Tuesday, February 5, 2013

Improving upper body strength for gymnastics competitions



Excellent upper body strength is critical to enhancing performance in gymnastics competitions, as well as in classes. This sport requires more upper body strength than most—many females have to do extra work to get to the level they need to be at in order to perform at their full potential.

Some gymnasts lift weights to develop their upper body. However, a safer and more effective route is through using your own body weight as resistance in strength training. Almost every school for gymnastics, whether in Torrance, the greater Los Angeles or some other part of the state, can show its students some great workouts for targeting the upper body. In the meantime, here are a few basic exercises that will help you build strength as well as balance.

Pushups—everyone’s favorite! While pushups seem very basic, they are extremely effective and work the entire upper body, including arms, shoulder, pectorals, back, upper arms, forearms and wrists. Make sure to keep your body completely straight and pull your abs in tight, towards your spine, when doing pushups.

Chin-ups. Chin-ups use gravity and body weight to improve endurance and strength in not only the upper body, but the core as well. This makes them one of the most efficient strengthening exercises of all. Doing chin-ups reduces workout time, making it possible to spend more time preparing for gymnastics competitions you plan to participate in.

Dips. The beauty of dips is that you can do them almost everywhere, from the gym or a bench to a chair or step. While the range of motion is small, this exercise works your triceps, as well as your shoulder, chest, lower back and biceps.

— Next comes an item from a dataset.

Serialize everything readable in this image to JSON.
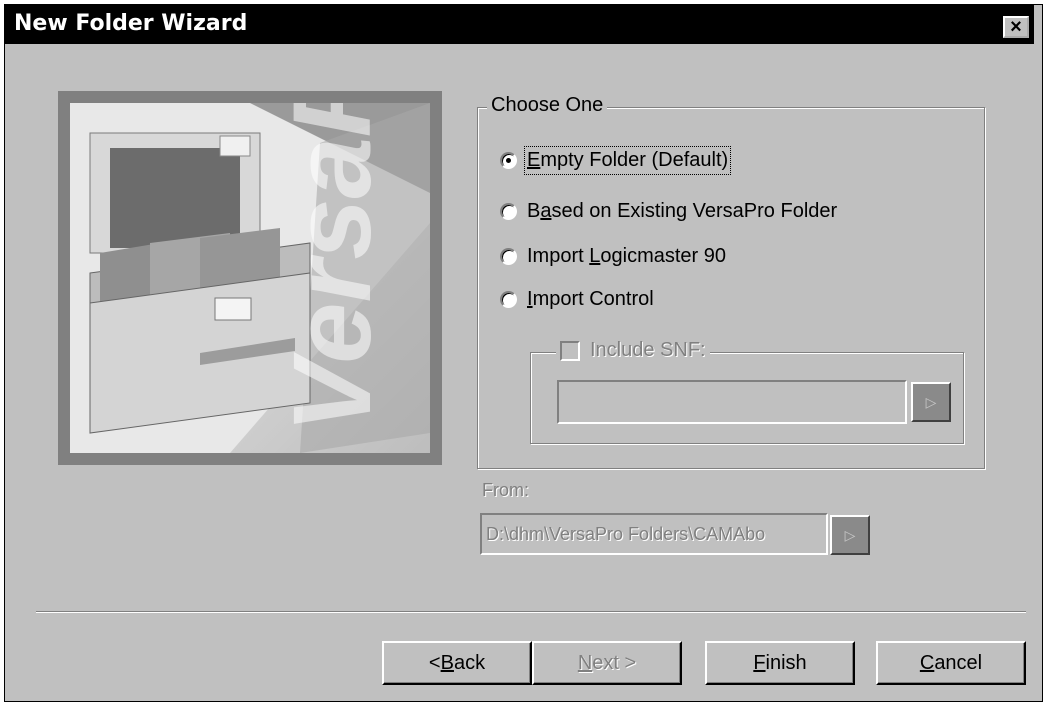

Pilates. Both reformer Pilates workouts and mat classes are great for training the smaller muscle groups using your own weight as resistance. They also help improve flexibility, which can prevent injury.

Handstand Pushups. These are more advanced, and therefore, should not be a solo mission when done for the first time—have a trainer spot you.  Handstand pushups target the shoulder, chest and arms.

You may want to consult with a coach or instructor at the school for gymnastics you or your child attends as to how to best build upon these basic moves and continue to enhance your skills.